The allegations against Mr. Mortazavi represent a victory for the more moderate wing within the ruling establishment, which favors compromise to end the anti-government protests, over the more ruthless faction led by President Ahmadinejad, Iran experts said.
“They want to sacrifice Mortazavi, thinking that people would back down,” said Mohsen Sazegara, an opposition figure and political analyst in Washington. “This conservative faction is willing to even sacrifice Ahmadinejad to end the protests.”
Iran’s state radio reported that the panel had concluded its investigation and listed some culprits, but refrained from mentioning Mr.
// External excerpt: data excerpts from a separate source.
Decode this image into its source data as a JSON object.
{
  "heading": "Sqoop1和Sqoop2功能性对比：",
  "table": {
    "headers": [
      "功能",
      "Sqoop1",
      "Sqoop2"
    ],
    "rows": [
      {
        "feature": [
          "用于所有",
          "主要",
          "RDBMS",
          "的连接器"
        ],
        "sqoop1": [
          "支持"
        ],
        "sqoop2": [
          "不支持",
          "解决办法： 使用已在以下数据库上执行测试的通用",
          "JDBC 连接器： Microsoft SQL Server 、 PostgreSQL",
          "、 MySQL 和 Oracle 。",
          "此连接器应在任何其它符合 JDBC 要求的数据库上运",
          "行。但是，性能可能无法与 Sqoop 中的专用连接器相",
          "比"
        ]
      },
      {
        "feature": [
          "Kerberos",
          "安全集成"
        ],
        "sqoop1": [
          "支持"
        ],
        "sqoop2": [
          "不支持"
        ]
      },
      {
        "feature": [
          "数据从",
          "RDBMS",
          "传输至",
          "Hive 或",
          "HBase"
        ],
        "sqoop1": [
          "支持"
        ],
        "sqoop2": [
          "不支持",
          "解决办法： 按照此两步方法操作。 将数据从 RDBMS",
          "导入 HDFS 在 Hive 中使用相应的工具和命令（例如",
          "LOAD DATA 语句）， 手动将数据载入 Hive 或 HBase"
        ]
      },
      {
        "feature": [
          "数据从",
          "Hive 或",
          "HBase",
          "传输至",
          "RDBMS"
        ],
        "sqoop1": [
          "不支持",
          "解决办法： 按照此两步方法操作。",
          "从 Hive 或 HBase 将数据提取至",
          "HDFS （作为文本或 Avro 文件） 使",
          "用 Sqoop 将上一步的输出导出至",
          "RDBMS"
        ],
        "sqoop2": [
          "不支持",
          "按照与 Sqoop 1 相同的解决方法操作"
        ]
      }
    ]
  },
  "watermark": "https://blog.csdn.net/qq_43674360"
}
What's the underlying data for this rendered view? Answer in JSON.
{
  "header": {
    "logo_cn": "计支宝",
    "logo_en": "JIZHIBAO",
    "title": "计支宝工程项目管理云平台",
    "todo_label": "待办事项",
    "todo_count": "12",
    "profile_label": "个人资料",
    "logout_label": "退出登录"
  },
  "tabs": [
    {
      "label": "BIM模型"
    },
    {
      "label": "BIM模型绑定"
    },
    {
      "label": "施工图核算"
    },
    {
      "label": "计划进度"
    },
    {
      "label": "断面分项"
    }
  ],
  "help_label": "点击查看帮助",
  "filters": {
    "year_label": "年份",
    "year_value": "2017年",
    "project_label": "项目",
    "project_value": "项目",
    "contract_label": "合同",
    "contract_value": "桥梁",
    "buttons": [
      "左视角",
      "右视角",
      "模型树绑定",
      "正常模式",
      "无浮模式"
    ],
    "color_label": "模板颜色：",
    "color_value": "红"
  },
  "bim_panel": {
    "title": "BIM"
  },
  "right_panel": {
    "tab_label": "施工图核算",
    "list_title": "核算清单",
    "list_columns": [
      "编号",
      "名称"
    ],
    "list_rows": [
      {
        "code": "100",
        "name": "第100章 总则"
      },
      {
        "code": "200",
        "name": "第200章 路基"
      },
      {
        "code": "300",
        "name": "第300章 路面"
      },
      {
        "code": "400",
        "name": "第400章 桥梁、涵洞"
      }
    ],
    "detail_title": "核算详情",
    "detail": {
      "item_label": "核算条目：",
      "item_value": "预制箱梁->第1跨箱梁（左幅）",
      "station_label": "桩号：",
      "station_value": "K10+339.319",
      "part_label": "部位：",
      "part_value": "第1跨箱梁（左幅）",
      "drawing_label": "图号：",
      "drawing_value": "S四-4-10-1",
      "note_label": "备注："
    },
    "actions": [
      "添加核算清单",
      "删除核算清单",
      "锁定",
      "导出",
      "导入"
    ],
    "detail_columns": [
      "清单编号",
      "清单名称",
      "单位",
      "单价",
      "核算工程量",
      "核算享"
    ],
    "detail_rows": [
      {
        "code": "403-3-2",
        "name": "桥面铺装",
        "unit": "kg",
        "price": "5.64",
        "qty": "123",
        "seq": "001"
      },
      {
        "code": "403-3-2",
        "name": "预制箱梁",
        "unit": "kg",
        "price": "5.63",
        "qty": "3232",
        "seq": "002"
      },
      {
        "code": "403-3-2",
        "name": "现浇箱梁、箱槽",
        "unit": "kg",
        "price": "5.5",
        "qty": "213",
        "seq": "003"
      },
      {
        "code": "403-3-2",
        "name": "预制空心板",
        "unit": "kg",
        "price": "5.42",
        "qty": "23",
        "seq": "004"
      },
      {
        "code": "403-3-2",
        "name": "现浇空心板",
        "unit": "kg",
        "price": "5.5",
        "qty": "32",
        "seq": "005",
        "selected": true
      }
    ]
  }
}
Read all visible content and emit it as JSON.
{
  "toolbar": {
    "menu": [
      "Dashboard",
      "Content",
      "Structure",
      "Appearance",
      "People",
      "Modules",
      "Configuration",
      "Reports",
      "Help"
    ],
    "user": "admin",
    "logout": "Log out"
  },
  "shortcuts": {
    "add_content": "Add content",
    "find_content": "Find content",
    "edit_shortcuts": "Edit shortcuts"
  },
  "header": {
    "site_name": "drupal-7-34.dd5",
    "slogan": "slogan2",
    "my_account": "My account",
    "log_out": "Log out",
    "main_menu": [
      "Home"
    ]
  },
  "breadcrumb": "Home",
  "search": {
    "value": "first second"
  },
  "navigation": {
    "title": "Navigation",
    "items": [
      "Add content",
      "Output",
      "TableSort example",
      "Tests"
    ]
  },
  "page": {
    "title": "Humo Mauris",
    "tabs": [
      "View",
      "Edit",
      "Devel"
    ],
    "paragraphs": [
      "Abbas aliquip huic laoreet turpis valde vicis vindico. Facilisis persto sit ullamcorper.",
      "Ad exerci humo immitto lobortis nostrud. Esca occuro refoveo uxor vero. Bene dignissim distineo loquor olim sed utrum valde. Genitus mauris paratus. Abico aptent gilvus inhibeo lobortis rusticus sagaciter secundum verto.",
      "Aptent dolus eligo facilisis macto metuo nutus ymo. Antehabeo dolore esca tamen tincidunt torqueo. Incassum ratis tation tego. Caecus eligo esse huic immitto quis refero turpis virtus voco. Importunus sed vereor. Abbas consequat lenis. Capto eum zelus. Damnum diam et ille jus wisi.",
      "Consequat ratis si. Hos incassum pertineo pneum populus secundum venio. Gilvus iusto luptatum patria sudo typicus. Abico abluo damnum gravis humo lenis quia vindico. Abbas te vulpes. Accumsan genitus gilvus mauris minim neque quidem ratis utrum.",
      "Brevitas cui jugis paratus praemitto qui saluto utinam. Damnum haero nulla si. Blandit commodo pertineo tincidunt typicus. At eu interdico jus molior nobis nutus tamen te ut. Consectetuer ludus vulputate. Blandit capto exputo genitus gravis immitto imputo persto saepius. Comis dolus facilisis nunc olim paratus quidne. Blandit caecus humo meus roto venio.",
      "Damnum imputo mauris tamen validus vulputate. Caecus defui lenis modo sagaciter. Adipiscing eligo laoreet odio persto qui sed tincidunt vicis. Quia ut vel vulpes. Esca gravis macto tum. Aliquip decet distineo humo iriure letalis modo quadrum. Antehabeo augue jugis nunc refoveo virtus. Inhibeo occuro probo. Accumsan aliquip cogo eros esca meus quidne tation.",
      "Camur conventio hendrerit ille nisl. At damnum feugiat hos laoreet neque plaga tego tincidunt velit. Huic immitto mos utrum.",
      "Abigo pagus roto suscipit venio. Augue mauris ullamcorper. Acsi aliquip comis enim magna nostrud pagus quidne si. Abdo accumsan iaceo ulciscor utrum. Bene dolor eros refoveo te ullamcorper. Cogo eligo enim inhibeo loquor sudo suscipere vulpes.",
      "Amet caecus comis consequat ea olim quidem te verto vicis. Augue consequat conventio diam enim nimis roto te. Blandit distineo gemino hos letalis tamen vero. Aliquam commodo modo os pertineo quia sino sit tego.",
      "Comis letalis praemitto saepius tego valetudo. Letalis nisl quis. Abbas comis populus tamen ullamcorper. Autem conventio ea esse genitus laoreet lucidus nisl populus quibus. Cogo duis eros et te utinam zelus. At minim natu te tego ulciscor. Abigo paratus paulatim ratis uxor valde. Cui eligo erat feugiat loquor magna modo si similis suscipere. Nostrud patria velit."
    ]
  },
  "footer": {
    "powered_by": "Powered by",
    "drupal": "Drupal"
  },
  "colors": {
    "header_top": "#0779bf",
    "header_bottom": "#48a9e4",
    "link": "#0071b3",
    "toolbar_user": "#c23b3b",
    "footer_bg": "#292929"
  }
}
Mortazavi by name.
The panel named Mr. Mortazavi as “the main culprit,” the person who “was in charge of Kahrizak detention center as the former Tehran prosecutor,” the Web site reported. “He personally gave the order for the transfer of detainees to Kahrizak.”
It concluded that three young men, Mohsen Ruholamini, Amir Javadifar and Mohammad Kamrani, were killed at Kahrizak because of “unhealthy environment and beatings by prison authorities.” Mr. Ruholamini was the son of a senior member of the Revolutionary Guards and a close aide to Mohsen Rezai, who was a candidate in the disputed presidential election in June.
Mr. Mortazavi served as the Tehran prosecutor until August, when he was promoted to deputy state prosecutor overseeing efforts to combat smuggling.
The opposition leaders have accused authorities of torturing detainees to death and raping some of the female and male detainees. The outrage over treatment of prisoners forced the supreme religious leader, Ayatollah Ali Khamenei, to order the closure of Kahrizak.
The report made no mention of the rape allegations, which the government has denied. Nor did it provide any information on the suspicious death of a Ramin Pourandarjani, a 26-year-old doctor who was one of the few civilians allowed inside the prison at the time of the protests. He was found dead some time after confirming in testimony before the parliamentary panel the allegations that jailers had tortured and raped prisoners.
The report today was a surprise, in that the panel had announced in September that it would no longer pursue the case and was instead forwarding it to a military court. The military court issued a statement last month saying that 12 officials at Kahrizak had been charged with murder and other crimes, but it did not name the individuals.
Norwegian state television said on Wednesday that an Iranian diplomat, Mohammad Reza Heydari, had resigned his post in protest over the harsh crackdown in Tehran. A spokesman for the Iranian foreign ministry denied the report.
Perviz Khazai, a former Iranian ambassador to the Nordic countries who now heads the local branch of the dissident National Council of Resistance of Iran, said he believed Mr. Heydari, 43, had worked at the embassy in Oslo for three years and was one of its top diplomatic officials. He said Mr. Heydari’s resignation was reminiscent of his own highly public defection to Norway in 1982. He said he did not know Mr. Heydari personally but could empathize with him.
“He did a brave thing and he has every reason to be scared of this brutal regime now, but I hope will stand up very openly, as I did,” said Mr. Khazai, recalling the 1982 news conference in Oslo at which he denounced the government of Ayatollah Ruhollah Khomeini.
He said that Kazem Rajavi and Hussein Naghdi, two other Iranian diplomats in Europe who defected from their posts shortly before he did, have since been murdered. After his own defection Mr. Khazai, now 63, spent a year in hiding with his wife and six-year-old son, protected by the Norwegian security service.
“I think this is a symptom of the crack that is forming from top to bottom in this regime,” he said. “It reminds me of my own experience. Officials who love their country and have a feeling of humanity cannot tolerate being part of it any more. It is a shameful thing.”